MANATEE CO., Fla (WFLA) –  From the middle of July to the day in late March when a gaping crevice opened up at the bottom of Piney Point’s south stack, the state has spent nearly $46 million at the long-defunct phosphogypsum facility, according to records released by the state.

The breach and fear that a wall of wastewater would gush across Manatee County prompted the decision by the Department of Environmental Protection (DEP) to release about 215 million nitrogen-rich gallons into the Tampa estuary.

While state contracted scientists have not blamed the release on the abnormally strong bloom of red tide, few disagree the wastewarer is feeding the problem blamed for the deaths of a dozen manatees and several tons of fish.

Jacklyn Lopez, Florida Director of the Center for Biodiversity, said the total that averages out to about $3 million a week is another sign of Piney Point mismanagement.

“This isn’t monopoly money,” Lopez said. “You’re not pulling it out of thin air. This is money I have to pay for, my children have to pay for it. Your children. It’s an epic failure dating back 20 years.”

The Center for Biodiversity is now suing DEP, Piney Point’s owner HRK, LLC, and the Manatee County Port Authority over the alleged mismanagement of the site.

As 8 On Your Side first reported, the DEP pushed aside a 2008 U.S Army Corp. of Engineers recommendation not to store Port Manatee dredge material in the stack. The south stack breached in 2011, a short time after the water and soil was pumped into it, prompting a series of events including HRK’s bankruptcy.

DEP also did not act on a warning last year from HRK’s engineer who said the south stack liner was deteriorated and needed to be repaired.
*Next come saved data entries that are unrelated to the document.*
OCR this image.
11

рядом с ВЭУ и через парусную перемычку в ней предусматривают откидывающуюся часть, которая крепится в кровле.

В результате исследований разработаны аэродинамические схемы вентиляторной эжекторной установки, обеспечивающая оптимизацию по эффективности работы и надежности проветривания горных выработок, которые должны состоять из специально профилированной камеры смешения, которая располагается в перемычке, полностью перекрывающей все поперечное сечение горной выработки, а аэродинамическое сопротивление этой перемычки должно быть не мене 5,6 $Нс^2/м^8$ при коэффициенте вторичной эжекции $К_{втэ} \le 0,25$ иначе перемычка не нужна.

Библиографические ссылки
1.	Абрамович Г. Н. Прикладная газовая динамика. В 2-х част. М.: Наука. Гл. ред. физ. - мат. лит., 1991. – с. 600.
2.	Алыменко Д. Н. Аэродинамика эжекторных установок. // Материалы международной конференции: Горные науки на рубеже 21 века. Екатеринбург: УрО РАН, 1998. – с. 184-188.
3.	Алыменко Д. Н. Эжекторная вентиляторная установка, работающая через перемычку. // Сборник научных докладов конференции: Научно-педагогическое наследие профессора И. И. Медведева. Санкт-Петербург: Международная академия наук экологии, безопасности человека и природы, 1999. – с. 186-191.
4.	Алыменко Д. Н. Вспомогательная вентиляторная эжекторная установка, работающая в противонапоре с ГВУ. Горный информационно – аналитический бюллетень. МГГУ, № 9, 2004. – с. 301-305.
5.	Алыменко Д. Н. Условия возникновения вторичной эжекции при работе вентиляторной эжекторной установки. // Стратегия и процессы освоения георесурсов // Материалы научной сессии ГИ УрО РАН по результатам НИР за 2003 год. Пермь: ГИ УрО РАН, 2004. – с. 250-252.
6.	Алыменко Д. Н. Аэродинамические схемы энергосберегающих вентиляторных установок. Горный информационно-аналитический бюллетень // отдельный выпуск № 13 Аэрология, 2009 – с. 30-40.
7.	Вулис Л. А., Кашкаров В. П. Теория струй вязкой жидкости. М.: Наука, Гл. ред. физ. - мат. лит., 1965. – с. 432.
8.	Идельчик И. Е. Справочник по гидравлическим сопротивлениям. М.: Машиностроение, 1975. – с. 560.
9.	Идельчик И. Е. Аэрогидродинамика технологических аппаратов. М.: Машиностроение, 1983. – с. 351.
Lopez said those and other red flags show the disaster was avoidable.

“What has been constant throughout is the DEP’s knowledge that Piney Point was a disaster waiting to happen,” Lopez said.

Within a short distance of the towering stacks, there are hundreds of neighborhoods including dozens of homes in Sharon Sax’s development.

“Angry,” Sax said when asked for a reaction to the Piney Point price tag. “Angry. I’ve worked hard for my money. I worked close to 35 years. To hear that amount now is very upsetting.”

DEP Press Secretary Alexandra Kuchta did not release specifics for how the money was spent or who was paid, writing in an email the the state “dispersed $45,697,063.34 on necessary emergency contracting.”

Long-time state contracted engineering firm Ardaman and Associates, a company that has been part of Piney Point’s tortured past for decades, was paid just over $121,000, according to Kuchta.

Ardaman and Associates is currently being sued by HRK in a long-running civil case that’s due back in court later this year.

8 On Your Side has asked DEP for more details about the Piney Point expenditures.